While vaccines have been proven to reduce infection and severe illness, the PHE data provides some of the first evidence that shots can also reduce transmission of the virus.

"This is an extremely encouraging set of findings," said Peter English, a former chairman of the British Medical Association's Public Health Medicine Committee, who was not involved in the study.

English said the "really important" new data suggests that herd immunity may be achievable thanks to COVID-19 vaccines, because they decrease the chance of passing the virus to others.

"The evidence was already mounting that vaccination will prevent people from becoming infected," he added. "This study shows that even if people who are vaccinated do become infected, they are considerably less likely to be infectious, and to pass the infection on to others."

PHE reached its conclusions by comparing how easily unvaccinated individuals spread the virus within their households against similar spread in homes where a vaccinated person had caught the virus. The study included more than 57,000 cases of infection in vaccinated people, and nearly 1 million unvaccinated cases.

Households are particularly high-risk settings for transmission and provide early evidence on the impact of vaccines in preventing onward transmission, the study authors said.

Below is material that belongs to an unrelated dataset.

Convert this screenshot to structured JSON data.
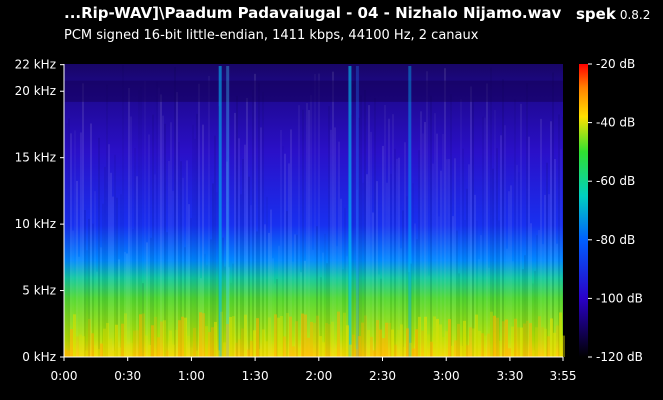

The PHE study supports previous evidence that vaccinated people tend to have lower viral loads if they catch the novel coronavirus.

"This is terrific news-we already know vaccines save lives and this study is the most comprehensive real-world data showing they also cut transmission of this deadly virus," said the UK's health secretary, Matt Hancock. "It further reinforces that vaccines are the best way out of this pandemic as they protect you and they may prevent you from unknowingly infecting someone in your household. I urge everybody to get their vaccines as soon as they are eligible."

Mary Ramsay, the head of immunization at PHE, said while the findings are "very encouraging", people who have been vaccinated should still behave responsibly.

"Even if you have been vaccinated, it is really important that you continue to act like you have the virus, practice good hand hygiene and follow social distancing guidance," Ramsay said.